# dog walking/sitting



## baskerville (Mar 2, 2014)

Hi all! Just looking for some advice, thinking of starting dog walking and sitting service in my local area. Read a few websites and been looking for info on what I need to do to start up but thought if there was anyone on here who had first hand experience it would be great! What insurance do I need? Are there regulations? Im in scotland and some laws seem to be different here! 
Any help/ info would be so greatly appreciated
Thanks in advance


----------



## BoredomBusters (Dec 8, 2011)

Legally you need public liability insurance to trade as a business. You would also be wise to get specific trade insurance - so look into Cliverton and Pet Business Insurance.

I don't know about laws in Scotland, you could start with your local council to see if there are any restrictions or licences needed.


----------



## xxJudexx (Sep 21, 2013)

Hello and welcome to the site :smile5:

I started my business in January so I can give a little advice.

As boredombusters has said you will need public liability insurance. I got my insurance from cliverton, it included public liability, care of animals, and key cover (something along those lines anyway!) and cost me about £100 for the year. You can get a quote instantly on their website.

You then need to think about exactly what service you will offer. Are you going to offer group walks or just one to one walks? This will make a difference to the type of vehicle and cages you may need.

It is very much worth getting a website, so far all my business has come through google searches and people seeing my website. I built my website through weebly and also got a dedicated email address too, it looks a lot more professional than a gmail/hotmail address!
Also start a facebook page and share as many photos as you can (as long as you have the owners permission!), this gets people liking and sharing the pictures and gets your page more likes.

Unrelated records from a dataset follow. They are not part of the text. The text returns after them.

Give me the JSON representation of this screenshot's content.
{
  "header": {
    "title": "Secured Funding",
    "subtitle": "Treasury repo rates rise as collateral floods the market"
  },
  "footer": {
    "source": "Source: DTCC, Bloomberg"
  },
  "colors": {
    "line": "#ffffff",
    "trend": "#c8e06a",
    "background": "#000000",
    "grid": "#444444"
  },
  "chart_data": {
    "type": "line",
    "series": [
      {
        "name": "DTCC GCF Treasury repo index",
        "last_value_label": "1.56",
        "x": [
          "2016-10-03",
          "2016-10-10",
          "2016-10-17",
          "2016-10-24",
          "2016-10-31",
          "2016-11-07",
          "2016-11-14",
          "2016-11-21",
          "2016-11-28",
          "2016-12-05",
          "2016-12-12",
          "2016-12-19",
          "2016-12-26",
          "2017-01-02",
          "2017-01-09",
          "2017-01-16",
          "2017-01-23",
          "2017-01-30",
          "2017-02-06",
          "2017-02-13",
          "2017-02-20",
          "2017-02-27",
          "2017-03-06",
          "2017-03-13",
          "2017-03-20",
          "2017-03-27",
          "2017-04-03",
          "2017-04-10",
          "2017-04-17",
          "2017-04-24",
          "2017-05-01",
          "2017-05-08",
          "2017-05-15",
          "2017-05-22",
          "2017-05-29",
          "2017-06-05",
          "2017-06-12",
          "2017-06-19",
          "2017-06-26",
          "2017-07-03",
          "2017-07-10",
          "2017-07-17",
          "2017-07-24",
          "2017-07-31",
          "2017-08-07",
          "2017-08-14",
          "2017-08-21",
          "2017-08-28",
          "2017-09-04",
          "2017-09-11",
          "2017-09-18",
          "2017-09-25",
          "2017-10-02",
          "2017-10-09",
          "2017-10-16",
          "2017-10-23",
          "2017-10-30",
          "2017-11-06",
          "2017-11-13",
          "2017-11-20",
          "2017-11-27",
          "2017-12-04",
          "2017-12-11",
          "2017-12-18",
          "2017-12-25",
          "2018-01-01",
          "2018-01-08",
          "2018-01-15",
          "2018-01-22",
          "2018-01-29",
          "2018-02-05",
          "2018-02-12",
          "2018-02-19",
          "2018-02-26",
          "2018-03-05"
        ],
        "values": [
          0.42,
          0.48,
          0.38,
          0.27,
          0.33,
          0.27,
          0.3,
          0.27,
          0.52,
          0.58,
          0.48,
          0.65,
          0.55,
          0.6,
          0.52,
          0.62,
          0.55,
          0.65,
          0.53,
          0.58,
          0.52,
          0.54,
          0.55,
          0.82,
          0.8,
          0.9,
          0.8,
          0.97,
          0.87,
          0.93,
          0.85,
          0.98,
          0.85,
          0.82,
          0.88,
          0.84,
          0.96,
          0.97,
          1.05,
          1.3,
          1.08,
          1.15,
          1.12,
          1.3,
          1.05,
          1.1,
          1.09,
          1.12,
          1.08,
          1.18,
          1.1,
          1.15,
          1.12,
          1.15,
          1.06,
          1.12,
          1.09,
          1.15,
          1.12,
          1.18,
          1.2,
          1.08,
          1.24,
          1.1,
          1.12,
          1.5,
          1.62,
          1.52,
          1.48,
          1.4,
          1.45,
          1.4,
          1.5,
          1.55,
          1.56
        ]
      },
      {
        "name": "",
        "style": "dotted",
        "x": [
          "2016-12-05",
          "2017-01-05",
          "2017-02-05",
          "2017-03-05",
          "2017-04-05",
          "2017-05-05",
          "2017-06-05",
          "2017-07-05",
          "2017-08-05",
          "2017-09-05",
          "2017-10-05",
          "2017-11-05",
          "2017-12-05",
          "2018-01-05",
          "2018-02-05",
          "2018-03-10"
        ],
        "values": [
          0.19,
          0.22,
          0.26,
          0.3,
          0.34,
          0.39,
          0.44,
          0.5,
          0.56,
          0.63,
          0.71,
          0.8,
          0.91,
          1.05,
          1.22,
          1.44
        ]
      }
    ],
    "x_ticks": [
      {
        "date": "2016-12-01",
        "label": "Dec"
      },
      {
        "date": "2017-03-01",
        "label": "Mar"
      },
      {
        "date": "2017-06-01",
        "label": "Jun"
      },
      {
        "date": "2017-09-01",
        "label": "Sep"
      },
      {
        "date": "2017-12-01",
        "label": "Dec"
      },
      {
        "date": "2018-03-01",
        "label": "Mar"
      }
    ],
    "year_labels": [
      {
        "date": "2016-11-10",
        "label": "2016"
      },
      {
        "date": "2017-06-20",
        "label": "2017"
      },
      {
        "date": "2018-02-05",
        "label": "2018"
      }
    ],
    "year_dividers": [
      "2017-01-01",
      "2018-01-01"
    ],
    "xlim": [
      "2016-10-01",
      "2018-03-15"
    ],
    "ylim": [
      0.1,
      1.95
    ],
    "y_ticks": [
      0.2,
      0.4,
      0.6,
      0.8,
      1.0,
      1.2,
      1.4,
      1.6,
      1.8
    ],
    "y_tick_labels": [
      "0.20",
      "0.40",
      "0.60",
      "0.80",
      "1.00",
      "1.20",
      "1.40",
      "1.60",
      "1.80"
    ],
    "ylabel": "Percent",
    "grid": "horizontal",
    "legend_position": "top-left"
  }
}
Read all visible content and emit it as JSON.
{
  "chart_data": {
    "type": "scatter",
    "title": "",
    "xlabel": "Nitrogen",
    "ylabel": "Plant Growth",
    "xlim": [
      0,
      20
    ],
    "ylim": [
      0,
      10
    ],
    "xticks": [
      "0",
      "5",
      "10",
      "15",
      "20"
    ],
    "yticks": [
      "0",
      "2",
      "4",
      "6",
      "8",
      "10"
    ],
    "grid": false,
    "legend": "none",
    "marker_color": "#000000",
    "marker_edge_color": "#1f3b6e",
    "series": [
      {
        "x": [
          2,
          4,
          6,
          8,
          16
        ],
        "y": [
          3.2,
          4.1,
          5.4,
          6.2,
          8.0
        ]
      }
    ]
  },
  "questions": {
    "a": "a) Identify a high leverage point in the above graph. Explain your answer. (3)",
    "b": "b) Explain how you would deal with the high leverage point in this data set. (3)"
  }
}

It might be worth you putting a little list together of things you think you will need to get started and the potential costs, this list can then be added to when you remember something else and you will! It took me about two months of preparation before I could officially start and I did it with very little start up costs.

Good luck and if you have any other questions don't hesitate to ask, we are a pretty friendly bunch! :smile5:


----------



## baskerville (Mar 2, 2014)

Thank you both so much for your replies! Lots of very useful info, hadnt though of a couple of things! Been looking more online and going to start with a website and email, might get some flyers made and hand them out locally too!
Thank you again,

Have a great weekend everyone x


----------



## Nick72 (Apr 8, 2014)

I have been a dog walker now for about 18months and have a good client base. So to make things clear i am far from jealous, why is there no licence for dog walking. When me and my partner pick up the dogs for their walks we meet in a local common. And let the 6 dogs off lead when safe to, all the dogs are good at recall (take our secret weapon CHEESE. LoL). And we keep a keen eye on were they are at all times so we can clean their mess up. There is 1 walker that has about 7 dogs with just her and most of them are off lead. 7 dogs for one person is way too much there are many safety aspects to take into account i.e dogs fighting,run away dog and picking mess up.


----------